Yankees’ loss has Big Apple on edge

? Inside the press entrance at the Stadium on Sunday morning, a Yankee security guard got so worked up about something that he slugged a Post photographer in the face. Phone calls were made. Two police cars arrived. Arguments ensued. Everybody was miserable, on a delightful autumn day.

It was just another grumpy symptom of a starving, edgy city. The Yankees lose, then lose, then lose. And they aren’t the only ones, in case anybody noticed.

Teams are losing like crazy around here, squandering opportunities, taxing our patience. All of a sudden, New York pro clubs can’t buy themselves out of a paper bag.

Now that the Yankees have been beaten for the second straight time! it has been two years since the city’s last pro title. Twenty-four unendurable months. An eternity. An infinite collection of New York minutes.

While we witness this parade of failure, franchises from inferior cities like Baltimore, Detroit, Phoenix and Denver capture and celebrate titles. Even Boston, land of insufferable masochists, claimed a championship ring in Foxboro last January.

They rub their trophies in our face. We endure the insults. Martyred New York sports fans wait patiently, twiddling our thumbs, while the world decides when it will condescend to grant us our next title.

We are told not to complain, that we have had too many winners over the years, that things could always be worse. We could be Philadelphia, or Milwaukee, or Minneapolis. But now the Yankees have lost again, and we can only take so much.

It was way back at the 2000 Subway Series when anybody around here owned the last cheer. Even then, victory came at the expense of another New York team, splitting the city.

Two years is about 23 months too long.

This is now the longest title drought since that unbearable, 41-month slump from January 1991 (Giants win the Super Bowl) to June 1994 (Rangers win the Stanley Cup). You may remember that New York was not a happy place between those dates, and it wasn’t all because of the squeegee guys.

We have the confetti. We have the floats. We have the TV ratings. We are ready. But the last time a New York team won a title, Clinton was still President, Gov. George Pataki had two years left in his term and Wall Street could afford to throw a real party.

Now, who knows when the next title comes?

The Knicks? They can’t go on a boat ride without breaking a bone. The Rangers? They just want to reach May, finally. The suburban teams are more promising, but the Lakers and Red Wings are always around to smash any playoff drive.

The Jets and Giants are hopeless. The Mets don’t even have a manager.

So we await another cycle for the Yankees, who are giving us no guarantees.

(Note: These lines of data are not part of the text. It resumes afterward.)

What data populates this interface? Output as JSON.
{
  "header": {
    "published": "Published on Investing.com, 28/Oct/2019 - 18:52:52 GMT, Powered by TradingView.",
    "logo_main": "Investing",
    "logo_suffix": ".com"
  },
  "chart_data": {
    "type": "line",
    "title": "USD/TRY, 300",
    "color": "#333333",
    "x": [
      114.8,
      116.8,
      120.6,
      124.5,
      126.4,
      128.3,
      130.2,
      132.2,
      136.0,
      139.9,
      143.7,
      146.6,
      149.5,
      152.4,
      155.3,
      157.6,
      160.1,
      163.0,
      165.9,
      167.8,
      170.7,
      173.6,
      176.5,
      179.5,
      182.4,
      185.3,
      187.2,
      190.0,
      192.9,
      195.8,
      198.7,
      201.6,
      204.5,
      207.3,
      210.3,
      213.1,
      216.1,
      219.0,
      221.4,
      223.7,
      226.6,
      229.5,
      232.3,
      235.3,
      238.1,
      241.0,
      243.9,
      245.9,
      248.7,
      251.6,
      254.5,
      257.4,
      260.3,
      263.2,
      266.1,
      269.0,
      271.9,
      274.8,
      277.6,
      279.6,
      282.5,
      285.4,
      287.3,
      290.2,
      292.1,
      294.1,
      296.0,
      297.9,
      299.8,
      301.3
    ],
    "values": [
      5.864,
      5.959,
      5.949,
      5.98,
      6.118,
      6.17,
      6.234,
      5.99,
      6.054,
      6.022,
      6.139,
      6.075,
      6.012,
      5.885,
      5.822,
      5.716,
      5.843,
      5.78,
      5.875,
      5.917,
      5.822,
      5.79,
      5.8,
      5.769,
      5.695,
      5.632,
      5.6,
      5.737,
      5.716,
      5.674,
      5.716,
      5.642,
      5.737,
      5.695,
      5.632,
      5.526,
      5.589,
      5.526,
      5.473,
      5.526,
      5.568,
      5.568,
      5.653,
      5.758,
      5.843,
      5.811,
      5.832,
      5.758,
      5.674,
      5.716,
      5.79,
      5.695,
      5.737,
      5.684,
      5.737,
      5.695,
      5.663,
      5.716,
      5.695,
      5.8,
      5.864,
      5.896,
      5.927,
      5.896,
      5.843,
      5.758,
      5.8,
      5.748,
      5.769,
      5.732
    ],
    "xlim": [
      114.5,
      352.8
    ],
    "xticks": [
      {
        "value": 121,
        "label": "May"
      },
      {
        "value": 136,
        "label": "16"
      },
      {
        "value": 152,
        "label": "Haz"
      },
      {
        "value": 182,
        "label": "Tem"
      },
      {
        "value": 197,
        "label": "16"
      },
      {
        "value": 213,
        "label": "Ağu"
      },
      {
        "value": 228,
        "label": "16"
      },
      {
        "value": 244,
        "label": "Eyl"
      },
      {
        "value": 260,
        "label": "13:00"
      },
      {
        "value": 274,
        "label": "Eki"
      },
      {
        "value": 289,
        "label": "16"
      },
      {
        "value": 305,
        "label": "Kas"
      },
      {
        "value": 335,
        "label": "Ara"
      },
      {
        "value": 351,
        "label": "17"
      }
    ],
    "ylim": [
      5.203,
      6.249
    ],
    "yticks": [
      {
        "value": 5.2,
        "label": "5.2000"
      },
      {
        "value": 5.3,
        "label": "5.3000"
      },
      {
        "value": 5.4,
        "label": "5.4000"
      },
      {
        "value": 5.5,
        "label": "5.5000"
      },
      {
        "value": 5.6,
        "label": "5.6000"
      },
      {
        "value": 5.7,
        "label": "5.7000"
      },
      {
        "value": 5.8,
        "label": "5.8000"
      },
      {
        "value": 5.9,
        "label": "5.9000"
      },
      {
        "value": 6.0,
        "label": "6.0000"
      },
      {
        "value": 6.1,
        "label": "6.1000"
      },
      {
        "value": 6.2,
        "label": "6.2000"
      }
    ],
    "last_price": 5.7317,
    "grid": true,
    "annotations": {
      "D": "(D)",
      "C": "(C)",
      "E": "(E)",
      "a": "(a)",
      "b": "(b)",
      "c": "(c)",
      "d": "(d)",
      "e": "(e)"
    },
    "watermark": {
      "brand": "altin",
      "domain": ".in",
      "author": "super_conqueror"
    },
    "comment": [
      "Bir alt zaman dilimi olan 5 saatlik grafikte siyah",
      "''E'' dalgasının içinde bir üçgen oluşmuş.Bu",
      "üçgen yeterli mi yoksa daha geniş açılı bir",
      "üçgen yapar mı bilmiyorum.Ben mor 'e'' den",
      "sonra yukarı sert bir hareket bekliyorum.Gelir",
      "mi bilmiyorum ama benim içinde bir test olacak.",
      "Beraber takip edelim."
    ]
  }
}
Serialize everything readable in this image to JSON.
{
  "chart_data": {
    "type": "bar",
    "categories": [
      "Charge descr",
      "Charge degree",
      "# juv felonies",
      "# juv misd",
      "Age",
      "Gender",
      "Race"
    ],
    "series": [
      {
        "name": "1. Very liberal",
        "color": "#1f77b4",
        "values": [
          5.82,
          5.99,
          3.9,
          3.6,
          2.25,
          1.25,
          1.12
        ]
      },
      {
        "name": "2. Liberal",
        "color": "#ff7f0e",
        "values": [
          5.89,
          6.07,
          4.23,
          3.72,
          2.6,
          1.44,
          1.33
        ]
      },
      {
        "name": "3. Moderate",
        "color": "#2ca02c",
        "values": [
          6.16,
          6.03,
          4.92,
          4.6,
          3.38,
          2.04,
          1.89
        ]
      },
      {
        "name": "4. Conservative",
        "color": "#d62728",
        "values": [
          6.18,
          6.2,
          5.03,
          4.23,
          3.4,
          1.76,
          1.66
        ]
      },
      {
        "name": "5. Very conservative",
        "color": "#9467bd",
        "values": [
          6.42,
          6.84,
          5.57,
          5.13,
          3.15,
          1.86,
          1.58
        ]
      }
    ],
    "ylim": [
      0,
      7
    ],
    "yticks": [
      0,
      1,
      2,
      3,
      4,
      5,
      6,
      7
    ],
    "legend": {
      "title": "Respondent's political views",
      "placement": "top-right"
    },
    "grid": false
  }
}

“There it goes again,” Sterling Hitchcock was saying Sunday at his locker. “Money doesn’t buy a ring, no matter how much people want to whine about it.”

Hitchcock doesn’t understand. We here in New York want very much for our money to buy some rings. We will gladly throw money at problems, at aging rotations and bad defenses, particularly if those dollars belong to George Steinbrenner.

League commissioners and franchise owners conspire to stop us from buying titles.

They must try, anyway. Winning championships is the manifest destiny of the No. 1 market in the world. New York must outspend everyone, should put second-class burgs like Anaheim back in their place.

Anaheim in the ALCS? It is enough to make you slug a Post photographer.